People ask me all the time what I think the most important attribute for success is. I’m not a self-help guru by any stretch, but I know without question, my discipline pushed me further than any other trait. To me, discipline is simply the refusal to let yourself down. You can fool your parents sometimes, you can fool your friends, you can go through life acting out a charade and skate through life by pulling a fast one on others but:
At your heart’s core, you can’t BS yourself.
It bothered me to no end when I didn’t feel I was taking advantage of an opportunity. When I missed a workout or gave less than full effort through my drills, it caused me to stress that my competitors were gaining on me. That if I didn’t double down my efforts, the game would pass me by. I don’t know if this was the healthiest attitude, but it forged a discipline that was like a steel wall, impermeable.

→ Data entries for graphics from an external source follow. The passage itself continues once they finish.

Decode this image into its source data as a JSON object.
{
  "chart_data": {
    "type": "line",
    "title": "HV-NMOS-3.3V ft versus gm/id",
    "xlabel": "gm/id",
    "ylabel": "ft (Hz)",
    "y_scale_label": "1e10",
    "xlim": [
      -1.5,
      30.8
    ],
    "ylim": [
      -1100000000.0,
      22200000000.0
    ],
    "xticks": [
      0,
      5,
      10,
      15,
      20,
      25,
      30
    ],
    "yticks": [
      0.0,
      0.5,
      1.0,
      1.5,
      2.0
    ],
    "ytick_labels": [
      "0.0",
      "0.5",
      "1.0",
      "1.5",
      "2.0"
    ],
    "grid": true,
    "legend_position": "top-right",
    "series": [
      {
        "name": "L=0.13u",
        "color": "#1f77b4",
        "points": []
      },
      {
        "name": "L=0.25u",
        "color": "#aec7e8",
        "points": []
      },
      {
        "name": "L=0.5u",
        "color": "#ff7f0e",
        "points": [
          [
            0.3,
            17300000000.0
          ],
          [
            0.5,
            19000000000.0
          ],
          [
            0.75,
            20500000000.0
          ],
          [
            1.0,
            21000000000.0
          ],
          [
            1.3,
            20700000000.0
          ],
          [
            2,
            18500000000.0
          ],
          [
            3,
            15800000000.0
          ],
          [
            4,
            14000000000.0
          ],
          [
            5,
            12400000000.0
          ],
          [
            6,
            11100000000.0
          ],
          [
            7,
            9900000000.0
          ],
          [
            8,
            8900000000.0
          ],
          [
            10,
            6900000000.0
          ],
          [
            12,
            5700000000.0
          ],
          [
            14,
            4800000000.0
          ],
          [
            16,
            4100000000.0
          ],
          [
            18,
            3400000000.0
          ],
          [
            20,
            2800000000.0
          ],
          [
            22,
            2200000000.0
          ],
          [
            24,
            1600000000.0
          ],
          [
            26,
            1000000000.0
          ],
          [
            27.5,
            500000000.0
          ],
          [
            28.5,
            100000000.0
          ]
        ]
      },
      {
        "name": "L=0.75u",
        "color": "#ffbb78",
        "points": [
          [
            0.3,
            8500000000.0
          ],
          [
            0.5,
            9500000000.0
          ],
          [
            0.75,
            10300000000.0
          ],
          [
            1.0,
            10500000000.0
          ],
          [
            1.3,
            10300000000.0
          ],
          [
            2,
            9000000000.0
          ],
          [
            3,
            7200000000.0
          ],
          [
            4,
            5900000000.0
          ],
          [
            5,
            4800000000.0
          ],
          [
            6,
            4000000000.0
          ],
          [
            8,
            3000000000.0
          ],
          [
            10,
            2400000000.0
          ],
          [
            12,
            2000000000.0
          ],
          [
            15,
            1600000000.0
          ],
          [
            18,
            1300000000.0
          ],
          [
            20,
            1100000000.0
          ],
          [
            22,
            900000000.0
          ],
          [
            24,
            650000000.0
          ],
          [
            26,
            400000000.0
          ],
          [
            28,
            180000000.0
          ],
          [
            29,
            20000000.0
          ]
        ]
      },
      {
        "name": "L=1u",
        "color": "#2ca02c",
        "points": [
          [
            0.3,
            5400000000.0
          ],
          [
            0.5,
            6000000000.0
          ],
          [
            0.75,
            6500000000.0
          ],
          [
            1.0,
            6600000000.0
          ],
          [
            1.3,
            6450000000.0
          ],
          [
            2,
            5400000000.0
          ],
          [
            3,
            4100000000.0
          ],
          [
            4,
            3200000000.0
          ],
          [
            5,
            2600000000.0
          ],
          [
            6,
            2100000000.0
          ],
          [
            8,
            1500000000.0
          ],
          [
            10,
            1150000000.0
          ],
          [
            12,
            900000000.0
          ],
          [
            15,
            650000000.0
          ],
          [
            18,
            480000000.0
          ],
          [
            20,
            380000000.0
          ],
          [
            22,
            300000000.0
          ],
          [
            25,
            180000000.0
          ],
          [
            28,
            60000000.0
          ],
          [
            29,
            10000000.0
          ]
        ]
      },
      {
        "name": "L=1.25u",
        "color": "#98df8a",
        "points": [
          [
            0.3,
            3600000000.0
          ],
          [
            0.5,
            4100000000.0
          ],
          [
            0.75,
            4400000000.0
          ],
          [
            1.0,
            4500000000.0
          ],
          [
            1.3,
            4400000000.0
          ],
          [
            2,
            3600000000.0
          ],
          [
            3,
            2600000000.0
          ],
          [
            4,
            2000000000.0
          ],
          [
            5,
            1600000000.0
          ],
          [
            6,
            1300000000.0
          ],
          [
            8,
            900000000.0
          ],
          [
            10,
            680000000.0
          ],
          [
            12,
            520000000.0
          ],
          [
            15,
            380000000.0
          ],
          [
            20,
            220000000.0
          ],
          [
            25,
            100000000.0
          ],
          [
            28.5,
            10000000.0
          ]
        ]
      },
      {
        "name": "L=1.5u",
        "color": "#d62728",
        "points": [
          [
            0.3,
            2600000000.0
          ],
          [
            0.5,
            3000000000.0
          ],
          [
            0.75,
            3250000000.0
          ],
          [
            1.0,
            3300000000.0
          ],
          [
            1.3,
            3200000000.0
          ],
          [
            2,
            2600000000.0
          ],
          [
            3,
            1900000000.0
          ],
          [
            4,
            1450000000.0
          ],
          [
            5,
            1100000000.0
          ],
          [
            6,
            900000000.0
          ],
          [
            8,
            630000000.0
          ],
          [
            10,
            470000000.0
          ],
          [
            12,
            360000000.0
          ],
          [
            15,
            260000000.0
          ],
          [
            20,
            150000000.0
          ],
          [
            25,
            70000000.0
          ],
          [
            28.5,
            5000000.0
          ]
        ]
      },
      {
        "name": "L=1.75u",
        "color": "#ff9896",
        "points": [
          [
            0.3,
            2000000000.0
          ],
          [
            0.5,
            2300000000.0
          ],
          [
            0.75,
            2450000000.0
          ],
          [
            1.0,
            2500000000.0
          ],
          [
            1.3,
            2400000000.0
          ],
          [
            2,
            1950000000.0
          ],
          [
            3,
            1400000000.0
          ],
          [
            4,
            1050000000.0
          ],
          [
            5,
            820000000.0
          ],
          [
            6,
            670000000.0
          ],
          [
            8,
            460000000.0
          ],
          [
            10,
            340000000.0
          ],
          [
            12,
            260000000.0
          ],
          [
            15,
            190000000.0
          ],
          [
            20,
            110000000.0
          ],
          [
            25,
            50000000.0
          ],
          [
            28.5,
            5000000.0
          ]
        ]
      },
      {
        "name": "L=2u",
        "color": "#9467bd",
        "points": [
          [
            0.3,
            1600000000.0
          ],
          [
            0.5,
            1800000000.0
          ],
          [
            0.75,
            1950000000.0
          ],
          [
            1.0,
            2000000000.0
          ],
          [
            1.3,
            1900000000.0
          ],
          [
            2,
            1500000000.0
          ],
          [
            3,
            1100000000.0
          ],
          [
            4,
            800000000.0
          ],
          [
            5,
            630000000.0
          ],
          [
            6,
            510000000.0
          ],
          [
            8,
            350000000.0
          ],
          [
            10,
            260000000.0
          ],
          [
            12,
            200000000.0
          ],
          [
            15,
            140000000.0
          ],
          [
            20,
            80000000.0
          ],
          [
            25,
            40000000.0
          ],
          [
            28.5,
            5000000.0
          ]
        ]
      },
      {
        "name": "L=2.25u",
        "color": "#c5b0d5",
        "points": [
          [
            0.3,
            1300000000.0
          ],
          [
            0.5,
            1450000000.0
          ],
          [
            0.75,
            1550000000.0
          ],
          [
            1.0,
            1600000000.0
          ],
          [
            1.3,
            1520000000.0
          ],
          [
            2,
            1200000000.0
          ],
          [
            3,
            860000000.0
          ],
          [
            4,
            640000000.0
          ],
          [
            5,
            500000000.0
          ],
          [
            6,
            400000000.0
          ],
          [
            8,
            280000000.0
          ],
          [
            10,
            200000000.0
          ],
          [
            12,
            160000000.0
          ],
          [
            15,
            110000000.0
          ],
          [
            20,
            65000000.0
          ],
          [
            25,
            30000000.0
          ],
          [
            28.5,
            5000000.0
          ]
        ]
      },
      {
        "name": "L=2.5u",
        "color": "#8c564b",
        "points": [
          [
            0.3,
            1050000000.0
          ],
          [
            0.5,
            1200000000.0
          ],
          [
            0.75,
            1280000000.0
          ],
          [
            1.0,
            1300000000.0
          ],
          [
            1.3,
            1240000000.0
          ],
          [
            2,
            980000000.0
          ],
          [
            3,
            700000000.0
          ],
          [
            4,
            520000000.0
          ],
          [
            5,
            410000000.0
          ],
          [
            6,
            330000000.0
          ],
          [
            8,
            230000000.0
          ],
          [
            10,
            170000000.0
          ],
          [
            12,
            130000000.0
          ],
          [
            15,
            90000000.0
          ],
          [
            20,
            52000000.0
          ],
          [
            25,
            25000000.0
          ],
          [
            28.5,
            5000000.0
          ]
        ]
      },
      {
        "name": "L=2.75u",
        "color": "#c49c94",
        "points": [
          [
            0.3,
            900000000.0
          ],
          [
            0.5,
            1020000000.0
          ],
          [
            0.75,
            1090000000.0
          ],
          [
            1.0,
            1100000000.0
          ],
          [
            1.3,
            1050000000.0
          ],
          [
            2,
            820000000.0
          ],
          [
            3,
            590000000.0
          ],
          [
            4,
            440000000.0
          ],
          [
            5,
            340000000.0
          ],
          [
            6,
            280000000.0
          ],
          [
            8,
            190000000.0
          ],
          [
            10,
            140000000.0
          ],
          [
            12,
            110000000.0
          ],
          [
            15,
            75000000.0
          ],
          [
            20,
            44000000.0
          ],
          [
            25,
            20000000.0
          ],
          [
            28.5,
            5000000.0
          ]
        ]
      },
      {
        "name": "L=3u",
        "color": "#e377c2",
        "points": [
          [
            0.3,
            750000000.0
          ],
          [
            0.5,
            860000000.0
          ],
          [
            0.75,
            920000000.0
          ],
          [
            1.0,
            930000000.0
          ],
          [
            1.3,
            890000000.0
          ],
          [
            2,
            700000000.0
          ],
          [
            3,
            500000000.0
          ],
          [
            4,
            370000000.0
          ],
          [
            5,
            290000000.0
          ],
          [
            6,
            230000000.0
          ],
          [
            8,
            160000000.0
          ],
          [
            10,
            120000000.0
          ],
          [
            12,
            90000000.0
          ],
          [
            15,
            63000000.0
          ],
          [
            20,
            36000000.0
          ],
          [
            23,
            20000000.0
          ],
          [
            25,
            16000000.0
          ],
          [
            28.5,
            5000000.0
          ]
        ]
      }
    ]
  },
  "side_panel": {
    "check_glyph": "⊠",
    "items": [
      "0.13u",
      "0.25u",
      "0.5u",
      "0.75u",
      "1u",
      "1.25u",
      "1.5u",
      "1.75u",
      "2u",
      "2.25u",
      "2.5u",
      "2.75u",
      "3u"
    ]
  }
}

This is not something that is taught. It’s something that I always had inside of me that burned. It sounds clichéd, but that’s what it felt like. It burned. When I find myself, as a parent, telling my own kids to work hard and do the best they can, I think back to my own childhood. I was the one who decided to shovel the driveway after a huge snow in Detroit to work on my game. I was the one who found a quiet corner of a dark stairwell where I could completely focus on getting ahead of my schoolwork. I was the one who literally broke into every gym, church, synagogue, and youth center in Southeastern Michigan just to get a few shots up. It was the burning sensation, the need to stay ahead of the game. And it was my discipline that held it all together.
If you can learn to stop fooling yourself, you are way less likely to want to fool others. And the authenticity that you create by living this way only serves to help you in whatever venture you pursue.